Adult ADHD often co-occurs with other conditions, including personality disorders, bipolar disorder, and obsessive-compulsive disorder (OCD).
Are there benefits to ADHD?
The brains of individuals with ADHD develop differently, and these differences can often bring certain advantages. People with ADHD may have exceptional abilities in specific areas, which can prove beneficial in daily life. Their creativity is particularly notable, as their unique cognitive style allows them to develop innovative and unconventional solutions. When they can effectively channel their hyperactivity, it often becomes a powerful drive that helps them achieve their goals. Another notable trait is their ability to hyperfocus—an intense concentration on tasks that interest them. During such periods, they can tune out distractions and dedicate their full attention to a task, often leading to high productivity. In addition, people with ADHD are often empathetic, supportive, and highly attuned to the needs of others. They can be excellent team players and are motivated to help those around them. Increasingly, companies and organisations are recognising the advantages of neurodivergent individuals, including those with ADHD. Many employers specifically seek out individuals with ADHD for roles that benefit from their unique cognitive strengths. [5]
Figure 1. The brain of individuals with ADHD develops differently, and these differences are often associated with positive traits as well.
Diagnosis
To diagnose ADHD in children, symptoms must be present in at least two different environments (e.g., school and home) for a minimum of six months and must significantly interfere with everyday functioning. A qualified healthcare professional makes the diagnosis and determines the subtype of ADHD based on characteristic symptoms. The American Psychiatric Association’s Diagnostic and Statistical Manual of Mental Disorders, Fifth Revision (DSM-5-TR™) provides guidelines for diagnosis. According to the manual, a child must exhibit at least six symptoms of inattention or six symptoms of hyperactivity/impulsivity to be diagnosed with ADHD. Individuals with the combined type of ADHD exhibit both inattentive and hyperactive/impulsive behaviours. They must meet the criteria in both categories—at least six symptoms of inattention and six of hyperactivity/impulsivity—for a total of twelve symptoms. [4]
What are the comorbidities of ADHD?
Gastrointestinal disorders and inflammation
The Gastrointestinal Severity Index is used to assess the severity of gastrointestinal symptoms on a 3-point scale, ranging from 0 (“none/normal”) to 2 (“severe/significant”). It evaluates six types of symptoms: constipation, diarrhoea, stool consistency, stool odour, bloating, and abdominal pain. On average, children with ADHD score higher overall—especially in constipation and bloating—compared to their healthy peers. However, these symptoms are not severe in most cases. A unique gut bacterial composition has also been identified, showing links to ADHD-specific behavioural patterns. It is hypothesised that immune dysregulation associated with ADHD is related to differences in microbiome composition, low-grade inflammation, and gastrointestinal abnormalities. Additionally, the higher prevalence of immunological conditions such as asthma and atopic dermatitis in children with ADHD supports the theory of immune dysregulation. [7]
Thyroid disorders
Children with ADHD are at increased risk for thyroid problems, particularly hypothyroidism. Many of them exhibit generalised thyroid hormone resistance, a condition associated with mutations in the thyroid receptor beta gene. This leads to reduced sensitivity of both peripheral tissues and the pituitary gland to thyroid hormones. [8] Abnormal thyroid function is more common in adults with ADHD than in those without the disorder. The precise causes behind the association remain unclear. Shared genetic factors or the effects of ADHD medication on the thyroid may contribute. For example, stimulant medications might influence thyroid hormone levels, potentially raising the risk of thyroid issues. [9]

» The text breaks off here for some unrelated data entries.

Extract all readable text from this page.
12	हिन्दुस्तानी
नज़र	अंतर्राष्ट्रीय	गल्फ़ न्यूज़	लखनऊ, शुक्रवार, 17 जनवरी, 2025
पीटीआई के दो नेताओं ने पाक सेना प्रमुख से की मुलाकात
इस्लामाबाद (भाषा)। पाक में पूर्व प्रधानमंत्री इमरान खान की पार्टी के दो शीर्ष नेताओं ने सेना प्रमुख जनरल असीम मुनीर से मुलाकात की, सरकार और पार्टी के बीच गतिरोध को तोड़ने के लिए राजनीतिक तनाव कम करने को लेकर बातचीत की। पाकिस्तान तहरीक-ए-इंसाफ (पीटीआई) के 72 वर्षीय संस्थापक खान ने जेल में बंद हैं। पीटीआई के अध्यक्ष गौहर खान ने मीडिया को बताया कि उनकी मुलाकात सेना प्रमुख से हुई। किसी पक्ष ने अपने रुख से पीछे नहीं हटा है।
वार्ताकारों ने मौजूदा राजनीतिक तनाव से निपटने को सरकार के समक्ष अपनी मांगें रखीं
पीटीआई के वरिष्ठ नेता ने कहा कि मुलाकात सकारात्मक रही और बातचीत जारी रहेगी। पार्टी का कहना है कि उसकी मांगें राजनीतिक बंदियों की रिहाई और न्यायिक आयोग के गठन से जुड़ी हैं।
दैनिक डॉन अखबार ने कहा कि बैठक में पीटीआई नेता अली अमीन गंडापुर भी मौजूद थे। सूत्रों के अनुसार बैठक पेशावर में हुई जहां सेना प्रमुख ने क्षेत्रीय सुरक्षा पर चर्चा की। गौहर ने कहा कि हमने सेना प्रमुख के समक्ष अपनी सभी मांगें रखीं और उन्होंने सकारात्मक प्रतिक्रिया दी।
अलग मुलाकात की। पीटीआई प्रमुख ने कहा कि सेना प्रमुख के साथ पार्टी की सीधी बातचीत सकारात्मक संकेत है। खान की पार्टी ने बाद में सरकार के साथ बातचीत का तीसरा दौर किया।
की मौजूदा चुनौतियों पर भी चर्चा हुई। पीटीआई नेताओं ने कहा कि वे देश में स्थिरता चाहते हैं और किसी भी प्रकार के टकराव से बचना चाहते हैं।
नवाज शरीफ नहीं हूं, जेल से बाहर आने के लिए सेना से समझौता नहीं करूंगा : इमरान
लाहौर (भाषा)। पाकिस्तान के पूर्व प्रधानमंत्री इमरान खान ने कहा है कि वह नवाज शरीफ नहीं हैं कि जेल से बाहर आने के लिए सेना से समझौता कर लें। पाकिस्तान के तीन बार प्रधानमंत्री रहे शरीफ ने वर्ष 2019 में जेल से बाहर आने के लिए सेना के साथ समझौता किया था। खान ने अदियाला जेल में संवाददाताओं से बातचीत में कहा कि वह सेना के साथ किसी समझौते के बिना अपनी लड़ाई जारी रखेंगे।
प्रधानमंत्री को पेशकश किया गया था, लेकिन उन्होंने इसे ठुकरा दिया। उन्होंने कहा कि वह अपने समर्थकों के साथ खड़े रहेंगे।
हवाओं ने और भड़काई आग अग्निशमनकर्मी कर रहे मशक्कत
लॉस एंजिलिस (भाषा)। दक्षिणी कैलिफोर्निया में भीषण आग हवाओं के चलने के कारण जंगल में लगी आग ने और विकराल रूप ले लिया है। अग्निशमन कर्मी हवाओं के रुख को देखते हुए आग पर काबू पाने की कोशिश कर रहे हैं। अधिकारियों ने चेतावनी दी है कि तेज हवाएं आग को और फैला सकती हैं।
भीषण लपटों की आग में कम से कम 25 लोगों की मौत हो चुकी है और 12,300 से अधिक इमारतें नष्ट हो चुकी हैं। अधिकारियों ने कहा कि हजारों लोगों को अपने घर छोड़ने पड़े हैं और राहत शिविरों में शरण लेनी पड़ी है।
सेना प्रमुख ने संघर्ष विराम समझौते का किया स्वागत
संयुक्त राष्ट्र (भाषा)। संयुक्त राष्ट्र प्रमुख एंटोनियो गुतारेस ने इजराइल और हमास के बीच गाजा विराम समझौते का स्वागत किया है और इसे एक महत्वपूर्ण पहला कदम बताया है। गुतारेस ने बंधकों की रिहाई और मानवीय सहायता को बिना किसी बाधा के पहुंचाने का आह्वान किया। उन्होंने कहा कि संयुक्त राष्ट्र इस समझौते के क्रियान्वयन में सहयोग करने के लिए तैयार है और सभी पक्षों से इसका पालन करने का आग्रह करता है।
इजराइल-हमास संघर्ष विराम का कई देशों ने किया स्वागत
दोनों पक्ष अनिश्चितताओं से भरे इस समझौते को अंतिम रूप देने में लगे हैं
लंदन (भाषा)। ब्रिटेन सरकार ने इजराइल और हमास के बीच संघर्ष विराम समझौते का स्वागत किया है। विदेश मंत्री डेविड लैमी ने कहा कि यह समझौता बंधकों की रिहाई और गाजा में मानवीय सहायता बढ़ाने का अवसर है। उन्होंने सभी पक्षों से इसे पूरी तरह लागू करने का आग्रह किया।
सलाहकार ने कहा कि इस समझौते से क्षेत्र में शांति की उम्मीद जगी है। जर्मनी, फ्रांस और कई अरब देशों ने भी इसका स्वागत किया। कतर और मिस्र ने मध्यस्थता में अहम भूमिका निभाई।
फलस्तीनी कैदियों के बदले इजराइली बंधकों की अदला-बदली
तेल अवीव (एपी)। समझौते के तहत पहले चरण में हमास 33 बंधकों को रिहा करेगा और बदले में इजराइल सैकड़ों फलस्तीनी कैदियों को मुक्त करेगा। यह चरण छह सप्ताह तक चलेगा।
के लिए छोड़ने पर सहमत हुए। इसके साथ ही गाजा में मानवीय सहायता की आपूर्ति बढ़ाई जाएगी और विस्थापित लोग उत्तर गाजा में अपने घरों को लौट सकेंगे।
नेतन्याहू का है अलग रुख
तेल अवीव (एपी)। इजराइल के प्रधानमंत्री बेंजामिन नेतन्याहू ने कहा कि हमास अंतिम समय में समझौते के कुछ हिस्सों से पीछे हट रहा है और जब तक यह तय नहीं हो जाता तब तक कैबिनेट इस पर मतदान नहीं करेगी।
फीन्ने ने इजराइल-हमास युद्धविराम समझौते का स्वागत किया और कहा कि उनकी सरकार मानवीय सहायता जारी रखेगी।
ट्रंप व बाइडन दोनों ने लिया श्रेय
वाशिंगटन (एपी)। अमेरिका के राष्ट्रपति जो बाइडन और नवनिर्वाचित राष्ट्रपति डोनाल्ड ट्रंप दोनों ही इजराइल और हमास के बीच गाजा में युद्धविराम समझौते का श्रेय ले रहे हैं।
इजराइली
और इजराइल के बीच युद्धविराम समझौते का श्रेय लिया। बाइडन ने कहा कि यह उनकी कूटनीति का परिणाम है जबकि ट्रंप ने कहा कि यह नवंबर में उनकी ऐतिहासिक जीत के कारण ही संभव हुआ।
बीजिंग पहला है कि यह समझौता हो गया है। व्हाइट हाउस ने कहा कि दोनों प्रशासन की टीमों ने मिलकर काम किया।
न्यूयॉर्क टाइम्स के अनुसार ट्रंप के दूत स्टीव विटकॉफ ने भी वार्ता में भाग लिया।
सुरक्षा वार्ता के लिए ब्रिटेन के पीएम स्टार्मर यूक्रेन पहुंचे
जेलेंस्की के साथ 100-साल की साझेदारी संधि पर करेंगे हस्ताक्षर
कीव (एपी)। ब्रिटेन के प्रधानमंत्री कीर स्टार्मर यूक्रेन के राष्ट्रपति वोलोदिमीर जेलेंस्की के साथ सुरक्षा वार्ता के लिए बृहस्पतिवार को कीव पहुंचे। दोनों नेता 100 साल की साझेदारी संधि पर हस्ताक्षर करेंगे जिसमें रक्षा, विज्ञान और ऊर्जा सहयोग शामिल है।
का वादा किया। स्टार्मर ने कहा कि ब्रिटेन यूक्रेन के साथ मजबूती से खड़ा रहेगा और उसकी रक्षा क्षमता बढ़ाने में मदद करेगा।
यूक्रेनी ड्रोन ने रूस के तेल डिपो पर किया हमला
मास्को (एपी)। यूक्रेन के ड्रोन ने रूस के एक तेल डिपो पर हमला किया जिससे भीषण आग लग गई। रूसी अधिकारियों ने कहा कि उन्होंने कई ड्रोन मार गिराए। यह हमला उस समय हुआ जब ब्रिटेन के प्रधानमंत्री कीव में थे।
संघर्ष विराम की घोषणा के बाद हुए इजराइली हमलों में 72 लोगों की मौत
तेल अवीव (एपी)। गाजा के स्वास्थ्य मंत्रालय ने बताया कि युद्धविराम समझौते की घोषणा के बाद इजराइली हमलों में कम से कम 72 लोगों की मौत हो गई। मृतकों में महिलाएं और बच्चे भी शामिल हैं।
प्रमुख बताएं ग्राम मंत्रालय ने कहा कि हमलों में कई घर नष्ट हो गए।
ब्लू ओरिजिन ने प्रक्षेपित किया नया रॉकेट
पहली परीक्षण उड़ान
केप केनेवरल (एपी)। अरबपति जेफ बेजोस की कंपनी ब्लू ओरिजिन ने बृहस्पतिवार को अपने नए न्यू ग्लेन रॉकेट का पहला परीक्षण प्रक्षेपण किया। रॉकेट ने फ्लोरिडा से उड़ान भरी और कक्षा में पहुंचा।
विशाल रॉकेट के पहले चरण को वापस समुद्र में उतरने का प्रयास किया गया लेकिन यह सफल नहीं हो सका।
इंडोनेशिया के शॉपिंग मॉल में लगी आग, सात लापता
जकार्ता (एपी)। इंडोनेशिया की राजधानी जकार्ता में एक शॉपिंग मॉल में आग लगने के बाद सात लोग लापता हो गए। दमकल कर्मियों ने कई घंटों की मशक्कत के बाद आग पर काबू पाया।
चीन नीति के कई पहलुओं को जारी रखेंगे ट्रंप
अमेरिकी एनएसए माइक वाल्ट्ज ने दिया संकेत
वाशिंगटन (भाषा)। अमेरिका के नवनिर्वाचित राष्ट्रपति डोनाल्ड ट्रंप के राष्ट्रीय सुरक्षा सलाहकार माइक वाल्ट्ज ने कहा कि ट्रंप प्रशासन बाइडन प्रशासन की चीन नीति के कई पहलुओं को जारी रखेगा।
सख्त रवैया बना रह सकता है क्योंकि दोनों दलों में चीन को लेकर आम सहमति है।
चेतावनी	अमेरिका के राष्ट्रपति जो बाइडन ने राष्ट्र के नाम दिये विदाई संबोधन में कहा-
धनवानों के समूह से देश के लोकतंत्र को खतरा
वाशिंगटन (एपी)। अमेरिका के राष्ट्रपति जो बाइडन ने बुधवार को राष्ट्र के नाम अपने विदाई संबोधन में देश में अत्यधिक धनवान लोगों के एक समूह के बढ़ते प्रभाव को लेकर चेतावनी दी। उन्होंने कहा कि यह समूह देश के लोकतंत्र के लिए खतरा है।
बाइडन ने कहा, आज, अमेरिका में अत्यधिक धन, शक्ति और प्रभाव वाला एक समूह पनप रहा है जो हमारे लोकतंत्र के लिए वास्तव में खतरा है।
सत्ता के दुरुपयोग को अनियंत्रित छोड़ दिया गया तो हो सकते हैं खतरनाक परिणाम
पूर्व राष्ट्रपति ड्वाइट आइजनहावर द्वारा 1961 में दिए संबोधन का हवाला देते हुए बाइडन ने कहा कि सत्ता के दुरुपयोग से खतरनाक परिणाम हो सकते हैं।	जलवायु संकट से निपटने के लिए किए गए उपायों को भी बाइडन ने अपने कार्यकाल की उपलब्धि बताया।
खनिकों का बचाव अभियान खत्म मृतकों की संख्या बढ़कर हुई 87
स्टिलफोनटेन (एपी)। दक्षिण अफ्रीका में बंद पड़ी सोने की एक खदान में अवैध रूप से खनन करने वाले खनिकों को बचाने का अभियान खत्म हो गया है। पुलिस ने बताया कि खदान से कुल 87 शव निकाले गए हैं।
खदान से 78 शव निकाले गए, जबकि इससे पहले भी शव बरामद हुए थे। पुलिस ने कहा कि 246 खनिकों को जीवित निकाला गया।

Other psychological disorders
Around two-thirds of children diagnosed with ADHD are likely to have at least one additional mental health issue or learning disability at some point in their lives, creating further challenges.
Learning disabilities are caused by specific cognitive processing disorders and result in difficulties acquiring new information or skills. Despite having average intelligence, individuals may struggle in specific areas. Over a quarter of children with ADHD have a learning disability such as dyslexia, which affects reading and spelling.
Oppositional defiant disorder (ODD) is also common, affecting up to half of all children with ADHD. It is characterised by frequent defiant or argumentative behaviour toward authority figures, causing problems at home and at school.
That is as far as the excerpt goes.